1. ホーム
  2. 才教ダイアリー
  3. 2022年度
  4. 『1枚のメッセージカード』

才教ダイアリー

『1枚のメッセージカード』

投稿日:2023.03.24

 3月16日の終業式をもって、才教学園小学校・中学校は、令和4年度の学校生活を無事に終えることができました。本年度も、保護者の方々をはじめ、多くの方々のお支えのお蔭で、子ども達は多くの思い出を作り、仲間との絆をより深め、成長を遂げることができました。
 この場をお借りして、お支え頂きました全ての皆様に御礼と感謝を申し上げます。


 終業式に先立つ3月15日には卒業式が挙行され、38名の才教生が立派に巣立っていきました。彼らが1年生として入学してから9年間、共に才教の学び舎で過ごした数々の思い出が胸をよぎり、堂々とした彼らの姿に、私は溢れる涙を抑えることができませんでした。

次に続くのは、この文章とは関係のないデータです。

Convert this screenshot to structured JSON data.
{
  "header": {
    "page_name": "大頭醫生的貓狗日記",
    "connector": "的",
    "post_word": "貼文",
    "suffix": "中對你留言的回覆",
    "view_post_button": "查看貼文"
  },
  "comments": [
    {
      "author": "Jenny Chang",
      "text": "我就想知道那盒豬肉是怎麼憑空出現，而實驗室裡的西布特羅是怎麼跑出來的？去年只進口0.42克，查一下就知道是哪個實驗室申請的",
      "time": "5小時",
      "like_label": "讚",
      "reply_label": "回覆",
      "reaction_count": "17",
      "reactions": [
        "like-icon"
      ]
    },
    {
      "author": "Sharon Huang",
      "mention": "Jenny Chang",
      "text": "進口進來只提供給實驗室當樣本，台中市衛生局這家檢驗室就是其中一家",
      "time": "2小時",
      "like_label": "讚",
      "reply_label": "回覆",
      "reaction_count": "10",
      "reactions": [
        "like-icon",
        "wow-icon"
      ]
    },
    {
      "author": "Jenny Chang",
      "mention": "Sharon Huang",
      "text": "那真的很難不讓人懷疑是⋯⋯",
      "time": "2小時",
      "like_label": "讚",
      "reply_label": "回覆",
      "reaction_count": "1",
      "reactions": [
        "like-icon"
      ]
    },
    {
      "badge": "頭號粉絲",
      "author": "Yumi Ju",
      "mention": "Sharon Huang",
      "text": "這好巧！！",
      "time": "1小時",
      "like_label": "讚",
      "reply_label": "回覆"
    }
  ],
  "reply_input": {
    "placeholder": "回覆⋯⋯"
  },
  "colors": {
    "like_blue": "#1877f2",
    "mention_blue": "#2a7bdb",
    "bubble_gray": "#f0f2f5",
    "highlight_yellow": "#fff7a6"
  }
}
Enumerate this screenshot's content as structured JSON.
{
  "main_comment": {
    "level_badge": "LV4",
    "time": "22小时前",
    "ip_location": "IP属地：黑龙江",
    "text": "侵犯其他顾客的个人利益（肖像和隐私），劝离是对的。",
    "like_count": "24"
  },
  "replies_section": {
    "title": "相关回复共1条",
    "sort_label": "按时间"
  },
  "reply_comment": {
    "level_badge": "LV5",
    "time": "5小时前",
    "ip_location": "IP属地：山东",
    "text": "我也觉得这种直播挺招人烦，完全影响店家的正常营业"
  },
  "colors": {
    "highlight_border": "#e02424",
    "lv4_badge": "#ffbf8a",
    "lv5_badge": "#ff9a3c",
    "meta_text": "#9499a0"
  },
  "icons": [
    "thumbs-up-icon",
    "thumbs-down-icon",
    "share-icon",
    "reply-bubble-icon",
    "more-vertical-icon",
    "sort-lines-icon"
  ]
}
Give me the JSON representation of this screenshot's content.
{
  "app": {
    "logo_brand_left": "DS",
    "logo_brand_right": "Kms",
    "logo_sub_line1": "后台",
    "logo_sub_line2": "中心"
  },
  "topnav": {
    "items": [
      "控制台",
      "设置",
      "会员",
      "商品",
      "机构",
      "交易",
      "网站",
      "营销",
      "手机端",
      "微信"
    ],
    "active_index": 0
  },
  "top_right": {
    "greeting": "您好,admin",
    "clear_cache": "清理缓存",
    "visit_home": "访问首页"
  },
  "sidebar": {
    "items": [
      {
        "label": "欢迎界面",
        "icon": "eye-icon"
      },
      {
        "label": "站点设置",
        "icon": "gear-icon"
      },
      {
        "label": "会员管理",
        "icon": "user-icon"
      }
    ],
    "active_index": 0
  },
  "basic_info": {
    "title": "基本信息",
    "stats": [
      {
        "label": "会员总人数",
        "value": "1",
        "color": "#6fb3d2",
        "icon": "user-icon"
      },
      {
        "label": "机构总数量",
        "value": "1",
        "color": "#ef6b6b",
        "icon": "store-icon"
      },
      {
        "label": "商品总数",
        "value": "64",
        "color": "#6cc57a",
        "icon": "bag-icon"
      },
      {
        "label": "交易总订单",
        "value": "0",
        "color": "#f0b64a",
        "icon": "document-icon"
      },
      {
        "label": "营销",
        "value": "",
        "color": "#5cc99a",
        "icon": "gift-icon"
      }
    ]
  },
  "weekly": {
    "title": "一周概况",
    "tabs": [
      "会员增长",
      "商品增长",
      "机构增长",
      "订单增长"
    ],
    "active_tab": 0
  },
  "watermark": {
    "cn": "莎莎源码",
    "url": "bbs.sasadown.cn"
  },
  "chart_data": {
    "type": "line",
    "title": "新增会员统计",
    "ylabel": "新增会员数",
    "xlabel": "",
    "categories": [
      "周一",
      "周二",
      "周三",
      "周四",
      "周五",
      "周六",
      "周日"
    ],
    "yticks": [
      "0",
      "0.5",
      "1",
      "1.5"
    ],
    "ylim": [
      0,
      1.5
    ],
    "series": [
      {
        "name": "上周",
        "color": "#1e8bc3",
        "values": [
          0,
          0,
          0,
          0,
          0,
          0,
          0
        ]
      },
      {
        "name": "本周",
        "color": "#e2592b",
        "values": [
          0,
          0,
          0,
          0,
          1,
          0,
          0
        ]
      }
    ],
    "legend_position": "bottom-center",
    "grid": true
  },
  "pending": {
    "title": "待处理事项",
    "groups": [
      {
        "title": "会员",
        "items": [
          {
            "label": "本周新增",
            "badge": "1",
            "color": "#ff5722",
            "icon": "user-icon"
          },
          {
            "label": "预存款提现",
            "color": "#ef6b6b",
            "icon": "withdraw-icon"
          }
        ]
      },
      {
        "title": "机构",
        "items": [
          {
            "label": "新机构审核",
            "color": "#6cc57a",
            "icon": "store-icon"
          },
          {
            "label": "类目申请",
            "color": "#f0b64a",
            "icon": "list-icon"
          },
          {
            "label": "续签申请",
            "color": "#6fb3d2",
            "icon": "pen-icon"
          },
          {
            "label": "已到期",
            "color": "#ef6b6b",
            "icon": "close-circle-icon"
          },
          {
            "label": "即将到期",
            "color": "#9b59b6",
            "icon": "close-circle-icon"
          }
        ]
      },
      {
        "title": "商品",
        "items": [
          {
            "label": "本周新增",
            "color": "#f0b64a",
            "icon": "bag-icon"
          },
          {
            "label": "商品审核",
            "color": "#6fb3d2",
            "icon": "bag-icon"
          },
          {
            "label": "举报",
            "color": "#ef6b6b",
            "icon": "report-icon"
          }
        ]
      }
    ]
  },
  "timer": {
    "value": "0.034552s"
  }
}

 今、校長室の私の机の上には、卒業生の1人がプレゼントしてくれた写真付きのメッセージカードが飾られています。卒業前に彼と一緒に校長室で撮った写真に、感謝の言葉が綴られているものです。その中で彼は、以前私が校長講話の中で残したある言葉が心に刻まれ続けていると書き記してくれました。その言葉とは・・・


「努力より他に未来をよくするものはなく、努力より他に過去を美しくするものはない」


 これは、『五重塔』『運命』などの作品で有名な小説家・幸田露伴が語った言葉です。私は、毎年、才教学園の三大行事であるさいきょう祭後の全校集会で、子ども達にこの言葉を贈り続けてきました。さいきょう祭を成功に導いたその努力を讃えるとともに、その努力を日々の生活に活かし継続することが、未来だけではなく過去をも光り輝かせるとの思いを込め、「今」という時間の大切さを子どもたちに伝えるがためにです。
 担任や教科の先生方と比べ、校長が子ども達に直接語りかける時間や言葉は限られてはいますが、そんな中でも、卒業生の彼がその言葉を真摯に受け止め心に刻んでくれたことを知り、驚きと「ありがたいなぁ」という言いようのない温かい気持ちに包まれました。


 これからも、校長として、1人でも多くの卒業生に響くような言葉やメッセージを発信できるように、私自身もさらに見識を深め、子ども達とのつながりを強め、共に汗と涙を流し、才教学園での日々を大切に過ごしていきたいと、改めて思った次第です。



 春期の休みは、特別な講習などもなく、学校では子どもたちのいない静かな時間がゆっくりと流れています。
 そのような流れの中にそろそろ寂しさを感じており、4月に元気いっぱいの笑顔が戻ってくる日を今から心待ちにしています。
 来年度はコロナ感染防止対策も緩和され、多くの学校生活が通常を取り戻していくことでしょう。子ども達の更なる飛躍を夢見て、期待に胸を膨らませながら、春の到来を、そして子ども達との再会を楽しみにしています。